The federal agency estimates 83,000 wild horse and burros were roaming public rangelands in 10 western states last year — more than three times the 26,715 animals the agency says the land can sustain.
"As currently managed, by the summer of 2019, there will likely be well over 100,000 wild horses on BLM-managed land, with up to 20,000 more the year after," said the agency, which says it has the capability to round up about 20,000 animals annually.
Last year, the agency spent nearly 60 percent of its $81 million budget on animals that have been removed from the range and estimates "the cost of caring for the 46,000 un-adopted and unsold animals currently in holding will top $1 billion over their lifetime."
Free adoptions to qualified owners often topped 9,000 annually in the early 1990s, but have fallen to 3,000 or fewer in recent years.
A new incentive program offering providers $1,000 at the point of adoption "would save money for the taxpayer and the BLM program in the first year of implementation alone," the agency said. "Over a period of 25 years, holding that same animal in an off-range corral would have cost the taxpayers nearly $46,000."

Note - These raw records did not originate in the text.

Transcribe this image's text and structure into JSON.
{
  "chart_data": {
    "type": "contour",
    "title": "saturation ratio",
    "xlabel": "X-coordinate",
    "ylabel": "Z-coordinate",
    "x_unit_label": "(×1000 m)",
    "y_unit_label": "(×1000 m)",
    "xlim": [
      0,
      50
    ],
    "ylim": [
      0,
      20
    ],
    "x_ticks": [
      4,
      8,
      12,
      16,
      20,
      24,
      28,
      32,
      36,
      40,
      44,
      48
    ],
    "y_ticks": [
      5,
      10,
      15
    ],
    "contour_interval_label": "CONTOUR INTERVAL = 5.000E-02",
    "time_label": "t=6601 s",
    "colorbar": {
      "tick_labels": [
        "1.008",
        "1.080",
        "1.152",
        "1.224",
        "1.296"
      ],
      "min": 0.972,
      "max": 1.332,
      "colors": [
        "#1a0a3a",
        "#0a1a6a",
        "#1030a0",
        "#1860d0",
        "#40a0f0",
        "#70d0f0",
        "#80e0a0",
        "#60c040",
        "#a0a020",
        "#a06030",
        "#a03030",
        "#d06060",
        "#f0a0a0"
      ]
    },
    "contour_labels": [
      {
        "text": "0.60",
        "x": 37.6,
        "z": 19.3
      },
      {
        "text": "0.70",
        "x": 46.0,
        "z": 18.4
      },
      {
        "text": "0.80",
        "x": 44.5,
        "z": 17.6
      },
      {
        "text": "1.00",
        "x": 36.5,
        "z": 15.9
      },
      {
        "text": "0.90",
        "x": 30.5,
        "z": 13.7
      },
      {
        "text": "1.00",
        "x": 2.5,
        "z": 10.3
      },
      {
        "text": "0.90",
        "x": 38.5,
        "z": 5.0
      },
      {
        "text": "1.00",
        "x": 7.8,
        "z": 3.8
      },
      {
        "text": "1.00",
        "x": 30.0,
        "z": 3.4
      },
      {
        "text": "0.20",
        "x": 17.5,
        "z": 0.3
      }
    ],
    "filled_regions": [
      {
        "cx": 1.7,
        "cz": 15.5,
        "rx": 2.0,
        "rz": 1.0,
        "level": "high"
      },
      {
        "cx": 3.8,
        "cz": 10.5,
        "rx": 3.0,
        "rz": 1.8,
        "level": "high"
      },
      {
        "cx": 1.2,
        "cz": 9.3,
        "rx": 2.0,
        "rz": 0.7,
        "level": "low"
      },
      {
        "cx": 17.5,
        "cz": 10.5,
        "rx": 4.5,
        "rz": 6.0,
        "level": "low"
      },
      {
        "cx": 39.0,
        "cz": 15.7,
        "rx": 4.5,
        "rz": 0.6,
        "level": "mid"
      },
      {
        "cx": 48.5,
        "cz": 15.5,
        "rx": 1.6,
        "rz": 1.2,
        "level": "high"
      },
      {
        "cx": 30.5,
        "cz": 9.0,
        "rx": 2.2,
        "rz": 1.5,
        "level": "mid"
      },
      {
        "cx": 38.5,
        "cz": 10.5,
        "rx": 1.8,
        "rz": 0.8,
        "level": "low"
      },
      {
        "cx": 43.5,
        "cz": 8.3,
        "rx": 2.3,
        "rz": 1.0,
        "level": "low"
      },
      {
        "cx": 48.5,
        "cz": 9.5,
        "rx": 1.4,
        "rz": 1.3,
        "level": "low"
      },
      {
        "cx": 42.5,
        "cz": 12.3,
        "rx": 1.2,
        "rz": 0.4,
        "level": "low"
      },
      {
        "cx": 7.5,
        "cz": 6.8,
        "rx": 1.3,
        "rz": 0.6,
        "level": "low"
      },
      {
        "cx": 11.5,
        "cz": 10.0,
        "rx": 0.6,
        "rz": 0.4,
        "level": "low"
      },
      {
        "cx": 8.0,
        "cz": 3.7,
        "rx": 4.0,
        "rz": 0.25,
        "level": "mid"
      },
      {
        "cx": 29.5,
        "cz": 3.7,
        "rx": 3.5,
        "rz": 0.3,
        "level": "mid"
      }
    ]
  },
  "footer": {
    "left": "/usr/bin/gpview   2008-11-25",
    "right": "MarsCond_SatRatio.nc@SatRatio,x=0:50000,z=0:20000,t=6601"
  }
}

Ranchers whose livestock compete with the horses for forage praised the agency for developing a range of options to save taxpayers money and better protect rangeland for wildlife, including the imperiled sage grouse.
"We have been in a stalemate on this issue for years in Congress and the result of that stalemate is unhealthy horses, degraded resources on the range and program costs that are spiraling out of control," said Ethan Lane, the National Cattlemen's Beef Association's executive director for federal lands.
His group believes lifting current congressional prohibitions on the sale of horses for slaughter "would be the quickest route to a healthy population on the range," Lane said.
He said paying people to adopt horses also would be "money well spent."
The federal agency said it will continue to use short-term fertility control vaccines to slow population growth but that "permanent sterilization techniques would be a more effective long-term solution."
"Under all options, the BLM will utilize permanent sterilization techniques to take advantage of this fact."